They violated the terms of their parole and many became fugitives, but when the Tennessee Board of Parole sent them back to prison, they gave the convicted criminals credit for time served on the outside 97% of the time, according to newly released state data.
"I was floored," Sullivan County District Attorney Barry Staubus said about his reaction when he learned the specific numbers. "That tells you way too many people are getting credit that they don't deserve."
Records show of the 3,503 cases where the board revoked parole in 2016 and 2017, just 111 of them lost credit for time served.
"...the Board voted to take back at least some of the credit for time served under community supervision, or 'street time,' for 111 offenders – regardless of whether delinquency was declared by (Tennessee Department of Correction)," Board of Parole Communications Director Melissa McDonald said. "This determination to take street time is made on a case-by-case basis and is driven by the facts of each situation."

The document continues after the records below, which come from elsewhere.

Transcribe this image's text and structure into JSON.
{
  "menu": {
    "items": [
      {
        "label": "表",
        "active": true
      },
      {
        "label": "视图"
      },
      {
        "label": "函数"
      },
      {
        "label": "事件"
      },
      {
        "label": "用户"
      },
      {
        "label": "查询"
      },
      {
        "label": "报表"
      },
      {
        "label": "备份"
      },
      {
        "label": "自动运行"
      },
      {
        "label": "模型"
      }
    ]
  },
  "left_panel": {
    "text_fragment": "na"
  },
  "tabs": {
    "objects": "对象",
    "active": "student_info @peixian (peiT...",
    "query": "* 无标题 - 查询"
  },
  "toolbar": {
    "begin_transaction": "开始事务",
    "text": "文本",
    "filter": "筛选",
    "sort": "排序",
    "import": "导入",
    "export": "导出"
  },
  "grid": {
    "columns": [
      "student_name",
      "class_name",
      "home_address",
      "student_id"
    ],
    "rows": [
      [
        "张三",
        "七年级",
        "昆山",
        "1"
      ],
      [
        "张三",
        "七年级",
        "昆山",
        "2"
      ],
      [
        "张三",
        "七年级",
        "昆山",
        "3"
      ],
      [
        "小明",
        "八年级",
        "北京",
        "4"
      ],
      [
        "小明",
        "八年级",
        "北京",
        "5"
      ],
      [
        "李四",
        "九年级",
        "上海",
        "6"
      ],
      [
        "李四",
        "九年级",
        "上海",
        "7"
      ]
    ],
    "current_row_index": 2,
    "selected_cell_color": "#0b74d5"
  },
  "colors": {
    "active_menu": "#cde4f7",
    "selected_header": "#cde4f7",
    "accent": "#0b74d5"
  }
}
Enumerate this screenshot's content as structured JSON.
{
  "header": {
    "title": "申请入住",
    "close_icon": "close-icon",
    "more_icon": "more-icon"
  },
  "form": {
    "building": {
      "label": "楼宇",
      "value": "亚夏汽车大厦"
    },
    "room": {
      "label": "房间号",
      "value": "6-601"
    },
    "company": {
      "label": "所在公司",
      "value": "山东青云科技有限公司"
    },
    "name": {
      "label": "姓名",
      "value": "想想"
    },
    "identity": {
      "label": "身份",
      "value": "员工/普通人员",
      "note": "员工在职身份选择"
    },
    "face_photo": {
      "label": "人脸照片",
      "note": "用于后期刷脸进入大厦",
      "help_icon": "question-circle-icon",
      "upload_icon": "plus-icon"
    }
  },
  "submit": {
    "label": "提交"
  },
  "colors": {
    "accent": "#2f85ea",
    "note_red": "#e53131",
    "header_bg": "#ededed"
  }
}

Records show 35 of those parolees committed new crimes while under community supervision (10 of them felonies) and several others have felonies pending.
"There's just no real excuse for it," Staubus said. "It's not holding the defendants accountable, it's not maintaining public safety and it's not being truthful about sentencing."
Sen. Jon Lundberg (R), TN-District 4, met with parole board representatives last week. The vice chairman of the Senate Judiciary Committee said that meeting left him with even more questions.
"It's not becoming clearer. It's becoming murkier," he said.
Since we last interviewed Sen. Lundberg, the Tennessee Department of Correction confirmed a possible policy change that would stop the clock for parolees who've had an active warrant for more than 30 days.
"I think it's a good thing that they're saying, 'Hey, maybe we should revisit this policy,'" Sen. Lundberg said. "I think that attitude, that policy should be the other way. The default should be if you violate parole, the clock stops."
The state senator previously questioned the chairman of the parole board about the situation and recent sent a request for more information.
Staubus said he too is hopeful TDOC moves forward with its policy revision.
"I think it's way past due," Staubus said. "I think that's the right decision. I'm just sorry that it's taken this long and gone on this long. It shouldn't have."
As we reported last week, state records show more than 400 parolees from across the state, including people from Northeast Tennessee, have active warrants out for their arrests. TDOC said more than half of those people will be arrested in the first 30 days.
State data shows of the 3,500 parolees who appeared for revocation hearings in 2016 and 2017, the parole board sent 99% of those people back to jail or prison.